Love is grand; divorce is a hundred grand.
Politicians and diapers have one thing in common. They should both be changed regularly and for the same reason.
An optimist thinks that this is the best possible world. A pessimist fears that this is true.
There is always death and taxes; however death doesn't get worse every year.
It hurts to be on the cutting edge.
I don't get even, I get odder.
I always wanted to be a procrastinator, but, never got around to it.
Dijon vu - the same mustard as before.
I believe in youthinasia, and all the other continents.
My inferiority complex is not as good as yours.
I am having an out of money experience.
I plan on living forever. So far, so good.
I am in shape. Round is a shape.
Not afraid of heights - just afraid of widths.
Practice safe eating - always use condiments.
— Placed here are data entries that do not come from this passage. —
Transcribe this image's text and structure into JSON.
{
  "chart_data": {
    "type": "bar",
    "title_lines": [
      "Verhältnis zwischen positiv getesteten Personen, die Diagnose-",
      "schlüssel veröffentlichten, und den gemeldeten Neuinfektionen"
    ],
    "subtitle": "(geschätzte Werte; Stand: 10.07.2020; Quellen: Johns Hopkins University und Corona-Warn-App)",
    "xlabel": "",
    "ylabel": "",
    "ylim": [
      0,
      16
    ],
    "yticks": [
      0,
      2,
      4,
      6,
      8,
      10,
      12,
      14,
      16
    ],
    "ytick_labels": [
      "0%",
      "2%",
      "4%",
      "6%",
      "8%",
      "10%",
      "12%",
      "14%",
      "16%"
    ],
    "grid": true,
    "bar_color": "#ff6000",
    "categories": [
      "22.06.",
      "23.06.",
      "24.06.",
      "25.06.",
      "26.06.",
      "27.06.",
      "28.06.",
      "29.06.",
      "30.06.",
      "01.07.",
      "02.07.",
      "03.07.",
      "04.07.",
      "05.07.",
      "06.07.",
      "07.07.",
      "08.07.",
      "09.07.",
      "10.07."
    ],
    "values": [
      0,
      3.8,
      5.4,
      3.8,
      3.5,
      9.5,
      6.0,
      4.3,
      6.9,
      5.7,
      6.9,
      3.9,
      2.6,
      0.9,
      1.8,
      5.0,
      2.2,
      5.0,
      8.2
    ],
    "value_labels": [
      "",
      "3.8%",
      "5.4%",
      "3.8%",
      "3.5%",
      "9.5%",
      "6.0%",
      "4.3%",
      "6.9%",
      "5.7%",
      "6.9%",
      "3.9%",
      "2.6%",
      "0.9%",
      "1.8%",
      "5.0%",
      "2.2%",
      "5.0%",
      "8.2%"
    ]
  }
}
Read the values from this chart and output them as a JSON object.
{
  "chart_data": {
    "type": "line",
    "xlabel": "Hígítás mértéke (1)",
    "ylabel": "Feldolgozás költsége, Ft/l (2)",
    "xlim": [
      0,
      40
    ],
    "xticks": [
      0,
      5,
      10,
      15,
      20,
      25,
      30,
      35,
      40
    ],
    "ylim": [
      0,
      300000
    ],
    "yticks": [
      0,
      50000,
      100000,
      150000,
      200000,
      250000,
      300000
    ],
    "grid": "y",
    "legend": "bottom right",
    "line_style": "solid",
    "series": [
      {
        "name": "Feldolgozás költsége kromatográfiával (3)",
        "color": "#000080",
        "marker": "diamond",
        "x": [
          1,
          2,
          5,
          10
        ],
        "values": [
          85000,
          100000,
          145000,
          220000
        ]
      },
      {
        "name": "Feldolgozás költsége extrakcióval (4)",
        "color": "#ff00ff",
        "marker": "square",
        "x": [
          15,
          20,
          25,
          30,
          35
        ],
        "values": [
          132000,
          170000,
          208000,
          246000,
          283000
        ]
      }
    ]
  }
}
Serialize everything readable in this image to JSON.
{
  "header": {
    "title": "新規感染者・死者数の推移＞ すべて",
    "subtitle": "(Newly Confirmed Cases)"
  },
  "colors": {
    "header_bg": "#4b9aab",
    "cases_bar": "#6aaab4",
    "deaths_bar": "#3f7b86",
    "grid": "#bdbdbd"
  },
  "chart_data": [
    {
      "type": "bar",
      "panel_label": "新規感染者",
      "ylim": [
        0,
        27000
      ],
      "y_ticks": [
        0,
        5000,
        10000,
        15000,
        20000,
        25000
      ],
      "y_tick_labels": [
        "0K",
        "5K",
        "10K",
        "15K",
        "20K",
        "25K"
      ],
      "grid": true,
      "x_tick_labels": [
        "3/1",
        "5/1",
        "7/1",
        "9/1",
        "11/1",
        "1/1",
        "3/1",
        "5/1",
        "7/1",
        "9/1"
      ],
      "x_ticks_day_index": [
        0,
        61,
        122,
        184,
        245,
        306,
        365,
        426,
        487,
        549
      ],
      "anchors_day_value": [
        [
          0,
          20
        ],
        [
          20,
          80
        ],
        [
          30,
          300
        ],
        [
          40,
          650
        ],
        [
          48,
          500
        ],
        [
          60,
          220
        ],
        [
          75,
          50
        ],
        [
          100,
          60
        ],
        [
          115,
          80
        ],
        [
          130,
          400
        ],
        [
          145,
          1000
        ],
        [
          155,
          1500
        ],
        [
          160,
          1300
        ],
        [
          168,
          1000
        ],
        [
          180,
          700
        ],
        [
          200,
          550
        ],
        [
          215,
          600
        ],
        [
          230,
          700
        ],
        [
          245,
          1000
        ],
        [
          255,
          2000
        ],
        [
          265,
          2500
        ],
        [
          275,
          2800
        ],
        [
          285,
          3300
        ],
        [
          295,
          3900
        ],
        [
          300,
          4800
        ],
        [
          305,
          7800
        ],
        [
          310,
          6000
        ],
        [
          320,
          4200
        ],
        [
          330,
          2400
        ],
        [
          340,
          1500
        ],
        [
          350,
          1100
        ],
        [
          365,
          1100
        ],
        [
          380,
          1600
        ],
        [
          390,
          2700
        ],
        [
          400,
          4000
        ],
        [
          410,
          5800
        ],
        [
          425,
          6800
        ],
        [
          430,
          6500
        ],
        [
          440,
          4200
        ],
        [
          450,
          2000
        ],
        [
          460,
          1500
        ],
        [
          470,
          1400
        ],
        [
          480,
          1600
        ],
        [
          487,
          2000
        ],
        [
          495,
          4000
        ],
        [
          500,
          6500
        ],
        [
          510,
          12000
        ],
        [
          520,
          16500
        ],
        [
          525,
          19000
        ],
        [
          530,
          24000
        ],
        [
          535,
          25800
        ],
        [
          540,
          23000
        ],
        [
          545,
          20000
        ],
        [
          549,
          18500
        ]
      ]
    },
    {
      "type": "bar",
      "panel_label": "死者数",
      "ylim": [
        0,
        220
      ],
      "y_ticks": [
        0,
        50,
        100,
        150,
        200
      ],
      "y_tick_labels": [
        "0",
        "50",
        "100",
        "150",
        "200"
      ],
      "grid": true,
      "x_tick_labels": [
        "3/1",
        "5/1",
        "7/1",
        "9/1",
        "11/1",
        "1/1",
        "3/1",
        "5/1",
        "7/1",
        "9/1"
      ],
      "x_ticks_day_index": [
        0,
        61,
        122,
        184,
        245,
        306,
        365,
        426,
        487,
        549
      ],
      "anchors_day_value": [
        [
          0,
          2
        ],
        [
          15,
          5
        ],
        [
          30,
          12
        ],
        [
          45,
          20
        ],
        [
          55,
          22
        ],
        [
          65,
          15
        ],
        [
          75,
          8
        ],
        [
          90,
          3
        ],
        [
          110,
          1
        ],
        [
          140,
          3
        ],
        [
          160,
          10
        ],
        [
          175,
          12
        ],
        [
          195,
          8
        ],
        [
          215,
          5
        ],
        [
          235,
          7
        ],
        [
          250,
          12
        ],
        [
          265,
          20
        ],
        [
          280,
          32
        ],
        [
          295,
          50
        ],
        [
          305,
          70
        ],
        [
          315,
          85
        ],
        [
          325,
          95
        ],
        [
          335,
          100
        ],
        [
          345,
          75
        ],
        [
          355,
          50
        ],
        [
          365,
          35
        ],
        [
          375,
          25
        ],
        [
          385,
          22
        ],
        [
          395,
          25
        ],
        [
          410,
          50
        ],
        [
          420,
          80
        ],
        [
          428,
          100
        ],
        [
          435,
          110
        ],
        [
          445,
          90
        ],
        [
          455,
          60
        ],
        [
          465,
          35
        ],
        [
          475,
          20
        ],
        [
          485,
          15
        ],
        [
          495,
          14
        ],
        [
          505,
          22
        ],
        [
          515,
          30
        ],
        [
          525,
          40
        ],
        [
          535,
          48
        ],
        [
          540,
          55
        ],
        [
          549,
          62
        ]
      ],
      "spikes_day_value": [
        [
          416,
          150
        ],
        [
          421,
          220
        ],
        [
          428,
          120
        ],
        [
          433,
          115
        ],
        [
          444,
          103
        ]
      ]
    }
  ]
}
I have kleptomania, but when it gets bad, I take something for it.
If marriage were outlawed, only outlaws would have in-laws.
Truism For Middle Aged Women -- Blessed are those who hunger and thirst, for they are sticking to their diets.
You're getting old when you get the same sensation from a rocking chair that you once got from a roller coaster.
Perhaps you know why women over fifty don't have babies; They would put them down somewhere, and forget where they left them.
One of life's mysteries is how a two pound box of candy can make a woman gain five pounds.
It's frustrating when you know all the answers, but nobody bothers to ask you the questions.
The real art of conversation is not only to say the right thing at the right time, but also to leave unsaid the wrong thing at the tempting moment.
Brain cells come and brain cells go, but fat cells live forever.
You don't stop laughing because you grow old, you grow old because you stopped laughing.
Amazing, you just hang something in your closet for awhile, and it shrinks two sizes.
Age is important only if you're cheese or wine.
Freedom of the press means no-iron clothes.
Seen it all, done it all, can't remember most of it!